Puisqu'une bonne partie de la presse est muselée par l'argent (publicité) ou aux mains du l'industrie néolibérale (Dassault...), il suffit, dès la mise en place de la répression, d'alimenter les médias discount avec de l'info prémâchée, comme on l'a vu pendant la manifestation du 8 novembre à Toulouse.

Ainsi, le monde capitaliste peut continuer — pense-t-il — de tourner à son rythme, agitant l'angoisse du terrorisme vert (écolo = jihadiste), privant les esprits d'analyse critique (scènes de guérilla urbaine tournant en boucle au JT, aucune itv télé des zadistes en contrepoint au 20 h), tout en entraînant la planète vers la catastrophe écologique. Au lieu de documenter le sujet, de s'intéresser au fond (magouilles politiques, dérives de la démocratie), nombre de médias répètent en boucle que les opposants sont violents. Il faut donc les traiter comme de dangereux personnages : est-ce bien clair, c'est tout ce qu'il y a à comprendre de la situation...

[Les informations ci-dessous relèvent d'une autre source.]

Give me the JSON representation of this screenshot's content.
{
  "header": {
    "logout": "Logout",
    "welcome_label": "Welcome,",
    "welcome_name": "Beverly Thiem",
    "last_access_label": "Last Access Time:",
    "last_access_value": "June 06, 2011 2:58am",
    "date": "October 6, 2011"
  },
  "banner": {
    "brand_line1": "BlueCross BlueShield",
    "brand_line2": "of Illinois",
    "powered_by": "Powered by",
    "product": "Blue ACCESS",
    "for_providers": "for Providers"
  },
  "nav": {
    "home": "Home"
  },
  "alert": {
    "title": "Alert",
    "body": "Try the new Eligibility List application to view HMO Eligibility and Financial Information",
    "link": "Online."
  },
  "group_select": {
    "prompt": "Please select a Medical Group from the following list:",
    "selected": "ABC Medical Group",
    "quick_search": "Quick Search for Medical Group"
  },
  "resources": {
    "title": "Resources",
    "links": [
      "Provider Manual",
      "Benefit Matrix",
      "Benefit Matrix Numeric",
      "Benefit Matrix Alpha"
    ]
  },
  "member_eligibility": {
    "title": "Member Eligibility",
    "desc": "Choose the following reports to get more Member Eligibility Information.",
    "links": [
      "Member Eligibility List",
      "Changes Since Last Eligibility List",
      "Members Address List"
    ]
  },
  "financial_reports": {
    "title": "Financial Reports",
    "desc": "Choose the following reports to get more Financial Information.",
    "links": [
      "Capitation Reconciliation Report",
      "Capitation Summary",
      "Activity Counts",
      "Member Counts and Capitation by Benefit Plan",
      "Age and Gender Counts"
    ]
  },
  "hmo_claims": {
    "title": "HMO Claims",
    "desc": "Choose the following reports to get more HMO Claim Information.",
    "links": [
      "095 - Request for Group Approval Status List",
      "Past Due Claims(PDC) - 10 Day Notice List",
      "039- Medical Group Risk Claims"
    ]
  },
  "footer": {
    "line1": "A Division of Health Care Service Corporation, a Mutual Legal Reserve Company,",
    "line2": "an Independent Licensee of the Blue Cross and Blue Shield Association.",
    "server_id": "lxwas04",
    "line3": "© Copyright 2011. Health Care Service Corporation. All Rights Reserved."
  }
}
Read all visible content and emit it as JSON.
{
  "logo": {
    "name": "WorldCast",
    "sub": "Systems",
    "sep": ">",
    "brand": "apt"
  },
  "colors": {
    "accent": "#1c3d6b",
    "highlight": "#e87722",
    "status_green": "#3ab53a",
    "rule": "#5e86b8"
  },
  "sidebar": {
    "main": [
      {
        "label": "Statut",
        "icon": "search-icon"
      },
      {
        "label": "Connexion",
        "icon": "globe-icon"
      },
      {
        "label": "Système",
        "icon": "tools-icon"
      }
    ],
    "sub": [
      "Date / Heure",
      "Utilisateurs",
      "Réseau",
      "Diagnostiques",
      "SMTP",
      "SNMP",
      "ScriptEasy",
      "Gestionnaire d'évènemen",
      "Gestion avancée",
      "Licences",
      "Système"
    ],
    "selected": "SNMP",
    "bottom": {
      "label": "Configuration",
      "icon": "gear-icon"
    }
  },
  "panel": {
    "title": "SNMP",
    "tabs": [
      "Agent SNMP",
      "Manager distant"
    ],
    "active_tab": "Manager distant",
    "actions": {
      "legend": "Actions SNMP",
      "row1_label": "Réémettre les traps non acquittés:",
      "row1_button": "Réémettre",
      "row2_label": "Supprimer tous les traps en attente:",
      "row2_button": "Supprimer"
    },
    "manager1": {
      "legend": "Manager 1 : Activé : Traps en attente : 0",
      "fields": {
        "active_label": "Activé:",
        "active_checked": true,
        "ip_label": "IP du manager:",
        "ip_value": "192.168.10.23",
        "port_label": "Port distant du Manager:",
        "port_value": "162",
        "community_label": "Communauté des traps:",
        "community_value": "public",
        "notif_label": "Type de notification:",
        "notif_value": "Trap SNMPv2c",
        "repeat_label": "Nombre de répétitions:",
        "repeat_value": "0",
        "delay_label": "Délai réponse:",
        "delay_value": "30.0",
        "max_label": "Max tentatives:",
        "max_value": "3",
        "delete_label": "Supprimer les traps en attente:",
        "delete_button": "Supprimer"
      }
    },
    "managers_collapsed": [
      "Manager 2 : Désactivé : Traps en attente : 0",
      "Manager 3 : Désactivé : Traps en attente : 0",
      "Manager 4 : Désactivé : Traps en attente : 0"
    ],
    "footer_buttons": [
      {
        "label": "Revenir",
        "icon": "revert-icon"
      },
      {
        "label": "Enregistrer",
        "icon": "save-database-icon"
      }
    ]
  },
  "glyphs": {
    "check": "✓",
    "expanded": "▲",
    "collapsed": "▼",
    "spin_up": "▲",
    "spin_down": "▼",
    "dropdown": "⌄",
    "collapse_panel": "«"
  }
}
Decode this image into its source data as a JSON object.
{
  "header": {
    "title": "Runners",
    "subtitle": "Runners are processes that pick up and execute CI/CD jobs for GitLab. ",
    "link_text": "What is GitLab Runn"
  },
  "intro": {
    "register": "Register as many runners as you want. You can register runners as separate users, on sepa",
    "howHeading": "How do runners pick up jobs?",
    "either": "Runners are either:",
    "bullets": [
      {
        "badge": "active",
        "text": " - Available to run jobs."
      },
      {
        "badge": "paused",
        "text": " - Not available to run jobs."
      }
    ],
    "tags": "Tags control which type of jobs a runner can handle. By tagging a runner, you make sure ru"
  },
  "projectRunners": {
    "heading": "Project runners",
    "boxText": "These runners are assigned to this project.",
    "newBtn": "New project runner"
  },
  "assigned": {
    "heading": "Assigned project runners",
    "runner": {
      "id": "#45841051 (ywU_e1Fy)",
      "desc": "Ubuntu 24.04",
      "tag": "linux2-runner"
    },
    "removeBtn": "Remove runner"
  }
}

À lire : "Sivens, la violence pour les nuls ou le résumé dodumenté des épisodes précédents".

Tant que ça rapporte et que les pertes humaines ne ruinent pas les profits, voire qu'elles les confortent (armement, budget de la police), pourquoi changer un modèle gagnant pour les 1% qui tiennent le monde ?

Depuis des mois, les chiens aboient en meute, signe qu'il y a, décidément, quelque chose de pourri au royaume de France.